A review by rebus
52, Vol. 1 by Geoff Johns

3.25

Taking over the X Men was the beginning of the end for Grant Morrison. It's not that that was necessarily bad--the series had been moribund for over a decade and needed an injection of talent--but it was a move toward the mainstream and the big money success that I would guess had eluded him when he was producing much better work (that didn't really sell). The bald, Hunter S. Thompson crossed with Mr. X (and maybe the faux leftist musician Stuart Davis) look he had adopted by this point is a sure sign of his narcissism. 

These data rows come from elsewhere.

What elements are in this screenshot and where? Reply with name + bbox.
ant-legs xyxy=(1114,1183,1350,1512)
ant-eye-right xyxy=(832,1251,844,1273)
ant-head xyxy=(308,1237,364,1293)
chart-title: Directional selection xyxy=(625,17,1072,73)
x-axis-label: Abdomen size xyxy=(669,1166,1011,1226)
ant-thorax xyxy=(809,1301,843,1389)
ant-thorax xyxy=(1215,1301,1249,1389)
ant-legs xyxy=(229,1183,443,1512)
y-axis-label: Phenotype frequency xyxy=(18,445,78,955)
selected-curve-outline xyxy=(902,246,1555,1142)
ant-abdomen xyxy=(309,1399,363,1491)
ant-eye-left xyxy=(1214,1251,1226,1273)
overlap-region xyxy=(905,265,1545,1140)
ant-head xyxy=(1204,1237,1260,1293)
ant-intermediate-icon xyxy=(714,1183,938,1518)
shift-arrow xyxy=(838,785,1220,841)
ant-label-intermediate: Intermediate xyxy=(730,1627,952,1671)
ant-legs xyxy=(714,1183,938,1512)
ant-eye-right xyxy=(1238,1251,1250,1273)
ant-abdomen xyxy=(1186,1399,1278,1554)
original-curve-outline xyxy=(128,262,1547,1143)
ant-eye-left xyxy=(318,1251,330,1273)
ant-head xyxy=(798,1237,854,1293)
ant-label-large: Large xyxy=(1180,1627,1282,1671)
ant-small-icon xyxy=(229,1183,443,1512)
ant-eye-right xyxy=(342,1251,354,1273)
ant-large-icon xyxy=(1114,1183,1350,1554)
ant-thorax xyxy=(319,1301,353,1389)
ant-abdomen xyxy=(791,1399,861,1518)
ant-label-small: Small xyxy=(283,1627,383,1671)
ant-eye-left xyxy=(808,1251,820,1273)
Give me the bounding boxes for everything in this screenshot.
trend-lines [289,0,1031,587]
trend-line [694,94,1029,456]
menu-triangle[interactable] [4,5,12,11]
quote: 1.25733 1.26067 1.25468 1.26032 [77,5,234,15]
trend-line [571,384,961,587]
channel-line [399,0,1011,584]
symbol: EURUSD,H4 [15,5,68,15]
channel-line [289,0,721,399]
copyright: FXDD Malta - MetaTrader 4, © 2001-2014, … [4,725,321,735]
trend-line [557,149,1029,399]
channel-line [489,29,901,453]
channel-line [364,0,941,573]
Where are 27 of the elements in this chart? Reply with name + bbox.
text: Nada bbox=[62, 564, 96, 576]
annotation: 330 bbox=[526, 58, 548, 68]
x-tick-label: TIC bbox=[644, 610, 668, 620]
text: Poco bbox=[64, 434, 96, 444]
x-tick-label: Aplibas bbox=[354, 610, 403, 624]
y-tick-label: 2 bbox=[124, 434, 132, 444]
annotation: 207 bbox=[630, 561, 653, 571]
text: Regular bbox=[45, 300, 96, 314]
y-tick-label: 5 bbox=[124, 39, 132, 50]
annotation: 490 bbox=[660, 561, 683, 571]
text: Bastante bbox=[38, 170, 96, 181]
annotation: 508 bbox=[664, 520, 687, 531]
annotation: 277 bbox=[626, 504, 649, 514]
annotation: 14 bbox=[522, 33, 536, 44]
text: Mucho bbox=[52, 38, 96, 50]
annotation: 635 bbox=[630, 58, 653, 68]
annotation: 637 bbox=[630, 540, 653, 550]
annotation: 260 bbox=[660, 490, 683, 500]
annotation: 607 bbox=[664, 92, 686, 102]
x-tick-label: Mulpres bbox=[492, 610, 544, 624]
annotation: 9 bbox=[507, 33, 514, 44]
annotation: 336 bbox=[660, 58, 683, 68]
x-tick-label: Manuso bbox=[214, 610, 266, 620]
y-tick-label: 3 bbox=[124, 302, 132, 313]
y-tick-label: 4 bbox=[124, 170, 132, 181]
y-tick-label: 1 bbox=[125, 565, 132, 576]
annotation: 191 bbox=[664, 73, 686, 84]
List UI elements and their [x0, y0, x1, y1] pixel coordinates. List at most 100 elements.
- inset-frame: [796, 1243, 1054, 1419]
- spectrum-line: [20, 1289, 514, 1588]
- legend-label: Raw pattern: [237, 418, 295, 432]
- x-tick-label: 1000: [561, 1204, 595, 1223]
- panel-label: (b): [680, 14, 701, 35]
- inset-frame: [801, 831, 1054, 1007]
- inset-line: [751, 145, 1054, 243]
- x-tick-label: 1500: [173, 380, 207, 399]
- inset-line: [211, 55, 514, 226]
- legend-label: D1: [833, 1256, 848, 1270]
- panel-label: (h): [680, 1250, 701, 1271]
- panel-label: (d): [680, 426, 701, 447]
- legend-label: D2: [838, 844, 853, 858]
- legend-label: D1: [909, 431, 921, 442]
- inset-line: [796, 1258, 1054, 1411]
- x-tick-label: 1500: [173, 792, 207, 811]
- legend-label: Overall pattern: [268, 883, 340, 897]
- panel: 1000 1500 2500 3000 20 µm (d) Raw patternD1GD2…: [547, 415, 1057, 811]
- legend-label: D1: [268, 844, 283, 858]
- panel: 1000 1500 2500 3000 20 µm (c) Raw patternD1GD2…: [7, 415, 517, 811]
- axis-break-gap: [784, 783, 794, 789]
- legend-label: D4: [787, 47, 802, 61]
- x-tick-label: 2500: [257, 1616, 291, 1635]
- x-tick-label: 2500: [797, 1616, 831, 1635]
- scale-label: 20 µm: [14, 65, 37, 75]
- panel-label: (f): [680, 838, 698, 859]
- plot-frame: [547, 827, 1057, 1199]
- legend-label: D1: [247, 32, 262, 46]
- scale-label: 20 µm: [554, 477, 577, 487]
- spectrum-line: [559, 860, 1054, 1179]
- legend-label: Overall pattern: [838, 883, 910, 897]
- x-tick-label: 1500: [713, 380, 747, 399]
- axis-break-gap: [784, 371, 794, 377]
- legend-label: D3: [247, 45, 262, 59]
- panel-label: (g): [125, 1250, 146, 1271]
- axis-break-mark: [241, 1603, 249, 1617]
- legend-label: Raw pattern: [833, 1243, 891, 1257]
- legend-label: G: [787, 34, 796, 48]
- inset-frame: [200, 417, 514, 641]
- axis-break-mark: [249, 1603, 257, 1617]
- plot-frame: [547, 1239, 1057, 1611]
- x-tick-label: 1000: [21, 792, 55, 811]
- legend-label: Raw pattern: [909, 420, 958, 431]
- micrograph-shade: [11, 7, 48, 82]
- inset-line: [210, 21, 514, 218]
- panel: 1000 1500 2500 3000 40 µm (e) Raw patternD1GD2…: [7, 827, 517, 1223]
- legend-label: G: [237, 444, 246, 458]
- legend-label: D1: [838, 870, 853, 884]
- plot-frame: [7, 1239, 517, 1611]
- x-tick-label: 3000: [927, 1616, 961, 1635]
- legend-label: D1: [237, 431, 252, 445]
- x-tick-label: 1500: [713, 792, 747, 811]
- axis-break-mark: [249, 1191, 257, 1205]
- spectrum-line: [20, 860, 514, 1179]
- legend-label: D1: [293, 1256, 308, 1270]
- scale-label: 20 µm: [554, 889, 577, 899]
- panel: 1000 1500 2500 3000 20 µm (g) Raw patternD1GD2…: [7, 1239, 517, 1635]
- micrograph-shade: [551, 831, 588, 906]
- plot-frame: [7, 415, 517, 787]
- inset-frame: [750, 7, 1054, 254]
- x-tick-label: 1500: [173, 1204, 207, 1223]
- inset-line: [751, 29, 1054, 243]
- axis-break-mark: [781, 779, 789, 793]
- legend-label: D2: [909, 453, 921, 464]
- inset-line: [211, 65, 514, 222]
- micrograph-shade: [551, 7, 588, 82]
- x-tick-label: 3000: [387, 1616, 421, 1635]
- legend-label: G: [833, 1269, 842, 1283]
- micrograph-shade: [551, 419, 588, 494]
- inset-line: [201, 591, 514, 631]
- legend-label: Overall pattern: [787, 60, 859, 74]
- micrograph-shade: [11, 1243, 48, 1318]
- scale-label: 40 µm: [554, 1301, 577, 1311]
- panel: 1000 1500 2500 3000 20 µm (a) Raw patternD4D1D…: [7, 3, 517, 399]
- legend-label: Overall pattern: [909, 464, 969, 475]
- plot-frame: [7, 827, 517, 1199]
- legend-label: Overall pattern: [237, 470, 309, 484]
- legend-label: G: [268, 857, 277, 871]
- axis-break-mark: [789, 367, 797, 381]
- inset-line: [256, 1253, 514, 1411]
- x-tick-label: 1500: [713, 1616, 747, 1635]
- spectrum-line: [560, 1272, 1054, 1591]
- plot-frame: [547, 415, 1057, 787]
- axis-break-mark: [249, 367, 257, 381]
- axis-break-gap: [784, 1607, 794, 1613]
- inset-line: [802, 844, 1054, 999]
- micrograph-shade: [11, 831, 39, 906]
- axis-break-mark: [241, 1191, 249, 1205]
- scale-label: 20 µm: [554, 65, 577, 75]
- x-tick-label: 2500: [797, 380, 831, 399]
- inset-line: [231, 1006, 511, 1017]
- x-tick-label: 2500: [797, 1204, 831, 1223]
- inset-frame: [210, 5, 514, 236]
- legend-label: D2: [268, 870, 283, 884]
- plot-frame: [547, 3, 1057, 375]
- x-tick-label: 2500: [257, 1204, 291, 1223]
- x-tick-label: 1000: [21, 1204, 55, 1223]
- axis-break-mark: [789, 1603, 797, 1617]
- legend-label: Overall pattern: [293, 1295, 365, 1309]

The sell out was complete by the time he returned to DC. Upper middle class privilege permeates the book, with characters like Dibney celebrating the travel that is causing our extinction. There's a great deal of pro forever war propaganda here as well, with tons of anti-Islam, Korea and China rants. He's also perhaps the first to join the mass movement that led to Trans ideology, the now cliched trope of "everyone a Super Man" that was finally exploited well by Garth Ennis and taken to its logical conclusion (that all of these narcissists would bring about the end of the world). 

It's not terrible, and it's certainly not helped by the fact that he has to collaborate with 3 other very bad writers, but it's not his 80s and early 90s greatness. 

I full expect it to get worse with each volume.